In fact, more than 50 per cent of Canadians use a cashless method more often than not. Smartphones, watches, online payment methods, credit cards, and debit cards are popular and convenient.
Your kids are growing up in a digital world, and that means that the money they spend might not be visible to them. And it’s hard to manage something you don’t see.
For cash-strapped parents, charging expenses is common – our 2017 spring break spending poll found that 20 per cent of parents expected to take on debt to pay for spring break activities. In fact, with all the plastic and digital methods of payment, your kids might have a difficult time understanding why financial planning is so important. After all, there’s probably a credit card in reach.
It’s important to take every opportunity to help your kids understand all the work that goes on behind the scenes (or the credit card). Here are a couple of resources that can help:
The Financial Consumer Agency of Canada has an online financial goal calculator to introduce kids to the concept of planning and setting realistic timeframes to achieve goals.
Introduce them to their future best (financial) friend: money management, planning, and budgeting with Mint’s online or app service.
- Gen X is the most in-debt group, but their kids don’t have to be
If you’re a parent, you know how expensive living costs can be. And if you’re a Gen X parent, you’re a part of the most in-debt group in Canada.
With large mortgages, high consumer debt, rising interest rates, and child care costs, there’s little wiggle room in the budgets of many Canadian households.
If you’ve dealt with these or any of the other financial challenges facing many Newfoundlanders right now, you know how stressful it can be. Carrying debt that becomes unmanageable because of economic changes or unexpected financial costs can be stressful.
Chances are, you don’t want your kids to learn those lessons the hard way, so give them the benefit of your hard-earned experience.
Go online and check out the FCAC’s credit card repayment calculator and show your kids how long it really can take to pay back cash to plastic impulses.
Having money set aside for a rainy day is an invaluable lesson for kids and parents. Check out the FCAC’s tips on how to set up an emergency fund.
- Credit scores matter
Can you imagine being handed a sack with $5,000 dollars in it when you turned 18?
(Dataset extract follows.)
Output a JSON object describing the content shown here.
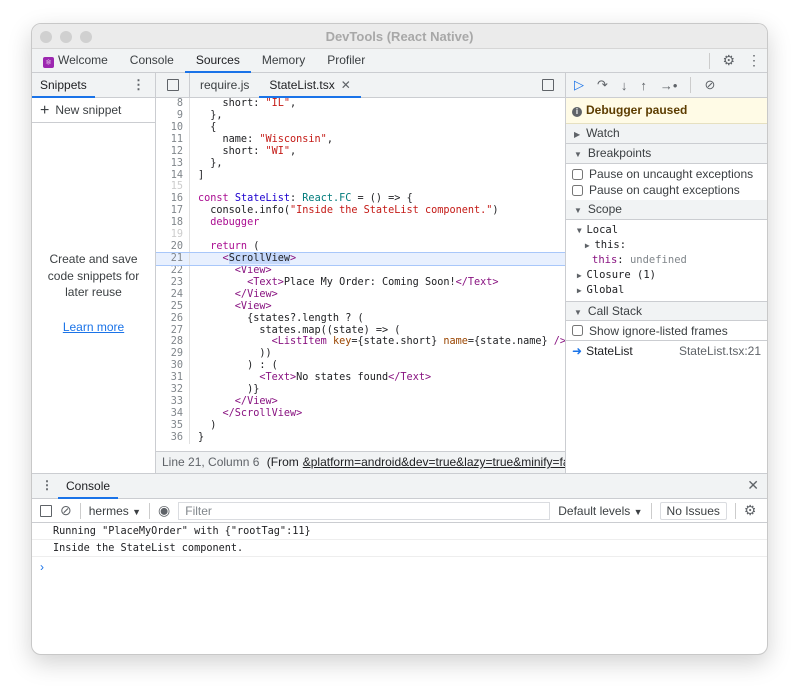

Credit cards, student loans (and unfortunately, payday loans) can end up in the hands of your barely-legally-adult child – and so can consumer debt.
And while most teens would agree that having debt that you can’t ever repay would be a bad thing, they might not understand that there can still be negative consequences to their financial health even if they do pay that money back.
Missed or late payments, or making only the minimum payment to lenders can cause a credit score to drop. Holding more than 35 per cent of your allowable debt limit sets off alarms, too. Bad credit can take a long time to rebuild.
On the other hand, if your teen learns about credit scores now, they’re more likely to be successful. Talk to them about the importance of keeping credit score health in mind. Learning how to manage money and debt strategically to protect or increase their credit score sets them up for many more opportunities in the future.
Mortgage approval, student loans or lines of credit, vehicle loans, and even being offered employment opportunities can depend on good credit.
What’s myth and what’s fact when it comes to credit scores? Check out My Money Coach with your teen to introduce them to the facts. You might be surprised yourself.
Spring break is an opportunity to get your teen thinking seriously about debt. Help them understand how to manage money they don’t see, how to prepare for financial hardships, and how to protect their credit.